1493-longest-subarray-of-1s-after-deleting-one-element.md

💡 Intuition

Given a binary array, we are to delete one element and then find the longest non-empty subarray that only contains 1's. My initial idea to solve this problem is to use the sliding window technique.

https://youtu.be/zqZ1vQg1WDM

🧠 Approach

My approach is to iterate over the array and keep a count of the zeros in our current window. If the count of zeros goes above 1, we move the left boundary of the window forward until we have at most one zero in our window. At each step, we also keep track of the maximum length of the window, which will ultimately give us the longest subarray of 1's after deleting one element.

⏲️ Complexity

• Time complexity: The time complexity of the algorithm is O(n) where n is the length of the input array. This is because we traverse the array once.

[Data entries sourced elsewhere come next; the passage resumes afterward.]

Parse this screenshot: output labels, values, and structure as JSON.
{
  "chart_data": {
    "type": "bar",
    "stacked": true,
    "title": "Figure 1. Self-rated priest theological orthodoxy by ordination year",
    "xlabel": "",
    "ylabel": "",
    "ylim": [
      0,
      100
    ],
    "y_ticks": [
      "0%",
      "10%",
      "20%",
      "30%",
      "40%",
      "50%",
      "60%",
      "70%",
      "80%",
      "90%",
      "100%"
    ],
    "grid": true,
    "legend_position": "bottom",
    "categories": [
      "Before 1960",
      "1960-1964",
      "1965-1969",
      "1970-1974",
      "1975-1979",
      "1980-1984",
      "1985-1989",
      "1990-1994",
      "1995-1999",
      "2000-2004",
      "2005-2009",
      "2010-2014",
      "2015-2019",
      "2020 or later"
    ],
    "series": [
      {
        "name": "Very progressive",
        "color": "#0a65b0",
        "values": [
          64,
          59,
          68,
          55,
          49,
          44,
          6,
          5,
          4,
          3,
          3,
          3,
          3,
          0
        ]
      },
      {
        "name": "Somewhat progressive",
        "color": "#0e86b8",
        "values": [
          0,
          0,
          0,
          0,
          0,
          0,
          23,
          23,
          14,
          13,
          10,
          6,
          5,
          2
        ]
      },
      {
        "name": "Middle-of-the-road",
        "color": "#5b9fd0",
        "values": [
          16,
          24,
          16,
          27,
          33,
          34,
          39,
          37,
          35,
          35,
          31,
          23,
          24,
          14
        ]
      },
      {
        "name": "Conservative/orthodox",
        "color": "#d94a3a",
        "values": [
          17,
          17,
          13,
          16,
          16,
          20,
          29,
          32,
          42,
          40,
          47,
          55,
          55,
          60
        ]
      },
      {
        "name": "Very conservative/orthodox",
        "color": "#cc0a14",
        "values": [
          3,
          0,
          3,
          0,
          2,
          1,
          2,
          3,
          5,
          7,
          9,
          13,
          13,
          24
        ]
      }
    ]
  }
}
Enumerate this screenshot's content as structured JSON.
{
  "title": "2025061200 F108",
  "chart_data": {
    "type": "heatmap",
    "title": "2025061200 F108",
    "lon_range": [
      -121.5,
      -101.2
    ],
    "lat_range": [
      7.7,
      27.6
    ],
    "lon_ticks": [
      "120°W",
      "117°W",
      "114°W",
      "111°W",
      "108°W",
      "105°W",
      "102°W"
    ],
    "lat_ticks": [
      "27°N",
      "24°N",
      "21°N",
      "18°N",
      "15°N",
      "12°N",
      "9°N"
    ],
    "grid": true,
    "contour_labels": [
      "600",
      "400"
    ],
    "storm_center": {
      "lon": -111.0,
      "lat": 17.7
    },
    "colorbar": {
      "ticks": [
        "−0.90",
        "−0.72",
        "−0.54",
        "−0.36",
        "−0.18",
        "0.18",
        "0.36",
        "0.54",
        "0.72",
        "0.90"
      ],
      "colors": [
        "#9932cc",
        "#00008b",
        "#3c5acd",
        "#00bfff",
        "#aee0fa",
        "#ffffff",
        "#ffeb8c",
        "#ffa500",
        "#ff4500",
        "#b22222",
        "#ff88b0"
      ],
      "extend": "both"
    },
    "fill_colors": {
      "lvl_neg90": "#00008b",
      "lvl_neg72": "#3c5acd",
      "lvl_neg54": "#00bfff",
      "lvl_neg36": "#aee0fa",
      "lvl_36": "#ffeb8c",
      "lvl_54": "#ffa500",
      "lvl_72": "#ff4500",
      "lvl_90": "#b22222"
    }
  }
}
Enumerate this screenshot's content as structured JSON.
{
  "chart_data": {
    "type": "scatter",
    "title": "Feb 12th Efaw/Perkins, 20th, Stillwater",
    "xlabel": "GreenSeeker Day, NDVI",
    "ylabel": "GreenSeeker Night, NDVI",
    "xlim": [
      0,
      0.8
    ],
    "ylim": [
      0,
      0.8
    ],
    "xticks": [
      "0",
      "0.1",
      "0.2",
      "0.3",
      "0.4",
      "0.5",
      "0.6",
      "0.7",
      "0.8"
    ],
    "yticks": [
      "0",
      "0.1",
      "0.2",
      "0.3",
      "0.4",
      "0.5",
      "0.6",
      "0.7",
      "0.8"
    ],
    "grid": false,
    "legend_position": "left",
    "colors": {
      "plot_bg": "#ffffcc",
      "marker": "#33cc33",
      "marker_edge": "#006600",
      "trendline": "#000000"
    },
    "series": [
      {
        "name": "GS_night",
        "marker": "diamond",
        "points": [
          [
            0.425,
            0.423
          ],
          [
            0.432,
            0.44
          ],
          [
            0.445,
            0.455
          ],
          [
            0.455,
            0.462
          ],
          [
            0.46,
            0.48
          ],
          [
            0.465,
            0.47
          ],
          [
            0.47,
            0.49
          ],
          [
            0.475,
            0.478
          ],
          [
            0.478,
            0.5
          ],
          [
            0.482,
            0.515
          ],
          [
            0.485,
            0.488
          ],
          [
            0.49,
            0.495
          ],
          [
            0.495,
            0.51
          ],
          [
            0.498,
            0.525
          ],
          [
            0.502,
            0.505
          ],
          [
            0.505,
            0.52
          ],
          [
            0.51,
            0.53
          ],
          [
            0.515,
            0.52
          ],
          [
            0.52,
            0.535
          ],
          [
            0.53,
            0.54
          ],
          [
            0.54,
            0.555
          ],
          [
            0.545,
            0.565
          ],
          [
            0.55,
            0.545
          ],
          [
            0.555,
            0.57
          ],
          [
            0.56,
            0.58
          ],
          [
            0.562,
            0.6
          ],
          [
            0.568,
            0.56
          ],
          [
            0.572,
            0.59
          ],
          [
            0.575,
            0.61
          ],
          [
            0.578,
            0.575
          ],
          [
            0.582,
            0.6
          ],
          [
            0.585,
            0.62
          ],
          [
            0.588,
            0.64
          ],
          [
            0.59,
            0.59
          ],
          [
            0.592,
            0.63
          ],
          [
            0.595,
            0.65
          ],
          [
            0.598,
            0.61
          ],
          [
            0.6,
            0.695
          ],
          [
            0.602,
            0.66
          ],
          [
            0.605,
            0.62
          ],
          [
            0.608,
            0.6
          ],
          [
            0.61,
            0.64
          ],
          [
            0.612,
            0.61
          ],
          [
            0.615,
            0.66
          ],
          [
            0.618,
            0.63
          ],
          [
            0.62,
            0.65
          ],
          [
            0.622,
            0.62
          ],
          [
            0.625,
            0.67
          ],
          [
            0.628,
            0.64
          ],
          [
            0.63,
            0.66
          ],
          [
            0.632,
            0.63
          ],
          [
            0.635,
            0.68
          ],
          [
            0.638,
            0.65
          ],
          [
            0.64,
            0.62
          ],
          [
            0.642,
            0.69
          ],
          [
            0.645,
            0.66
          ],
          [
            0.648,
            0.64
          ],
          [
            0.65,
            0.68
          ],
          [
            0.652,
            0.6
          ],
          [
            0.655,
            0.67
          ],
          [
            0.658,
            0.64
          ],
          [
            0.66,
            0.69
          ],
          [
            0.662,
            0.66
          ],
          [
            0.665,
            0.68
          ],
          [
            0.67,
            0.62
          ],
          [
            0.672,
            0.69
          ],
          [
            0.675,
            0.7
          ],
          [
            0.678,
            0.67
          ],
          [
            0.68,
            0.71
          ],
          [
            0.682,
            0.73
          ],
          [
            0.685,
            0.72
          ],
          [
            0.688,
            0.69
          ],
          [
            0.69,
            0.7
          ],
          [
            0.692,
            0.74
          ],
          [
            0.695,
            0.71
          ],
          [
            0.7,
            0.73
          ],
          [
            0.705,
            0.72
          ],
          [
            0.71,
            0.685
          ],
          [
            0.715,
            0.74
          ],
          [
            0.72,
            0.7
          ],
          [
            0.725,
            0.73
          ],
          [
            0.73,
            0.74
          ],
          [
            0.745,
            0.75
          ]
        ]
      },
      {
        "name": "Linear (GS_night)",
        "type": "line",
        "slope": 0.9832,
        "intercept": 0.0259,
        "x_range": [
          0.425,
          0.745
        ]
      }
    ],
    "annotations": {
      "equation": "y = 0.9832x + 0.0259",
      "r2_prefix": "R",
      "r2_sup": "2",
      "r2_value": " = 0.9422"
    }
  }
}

• Space complexity: The space complexity of the algorithm is O(1) because we are not using any additional data structures whose size depends on the input.

📝 Code

class Solution:
    def longestSubarray(self, nums: List[int]) -> int:
        left, count_zeros, max_length = 0, 0, 0
        for right in range(len(nums)):
            if nums[right] == 0:
                count_zeros += 1
            while count_zeros > 1:
                if nums[left] == 0:
                    count_zeros -= 1
                left += 1
            max_length = max(max_length, right-left)
        return max_length

public class Solution {
    public int LongestSubarray(int[] nums) {
        int left = 0, count_zeros = 0, max_length = 0;
        for (int right = 0; right < nums.Length; ++right) {
            if (nums[right] == 0) {
                ++count_zeros;
            }
            while (count_zeros > 1) {
                if (nums[left] == 0) {
                    --count_zeros;
                }
                ++left;
            }
            max_length = Math.Max(max_length, right - left);
        }
        return max_length;
    }
}

/**
 * @param {number[]} nums
 * @return {number}
 */
var longestSubarray = function(nums) {
    let left = 0, count_zeros = 0, max_length = 0;
    for (let right = 0; right < nums.length; ++right) {
        if (nums[right] == 0) {
            ++count_zeros;
        }
        while (count_zeros > 1) {
            if (nums[left] == 0) {
                --count_zeros;
            }
            ++left;
        }
        max_length = Math.max(max_length, right - left);
    }
    return max_length;
};

public class Solution {
    public int longestSubarray(int[] nums) {
        int left = 0, count_zeros = 0, max_length = 0;
        for (int right = 0; right < nums.length; ++right) {
            if (nums[right] == 0) {
                ++count_zeros;
            }
            while (count_zeros > 1) {
                if (nums[left] == 0) {
                    --count_zeros;
                }
                ++left;
            }
            max_length = Math.max(max_length, right - left);
        }
        return max_length;
    }
}

class Solution {
public:
    int longestSubarray(vector<int>& nums) {
        int left = 0, count_zeros = 0, max_length = 0;
        for (int right = 0; right < nums.size(); ++right) {
            if (nums[right] == 0) {
                ++count_zeros;
            }
            while (count_zeros > 1) {
                if (nums[left] == 0) {
                    --count_zeros;
                }
                ++left;
            }
            max_length = max(max_length, right - left);
        }
        return max_length;
    }
};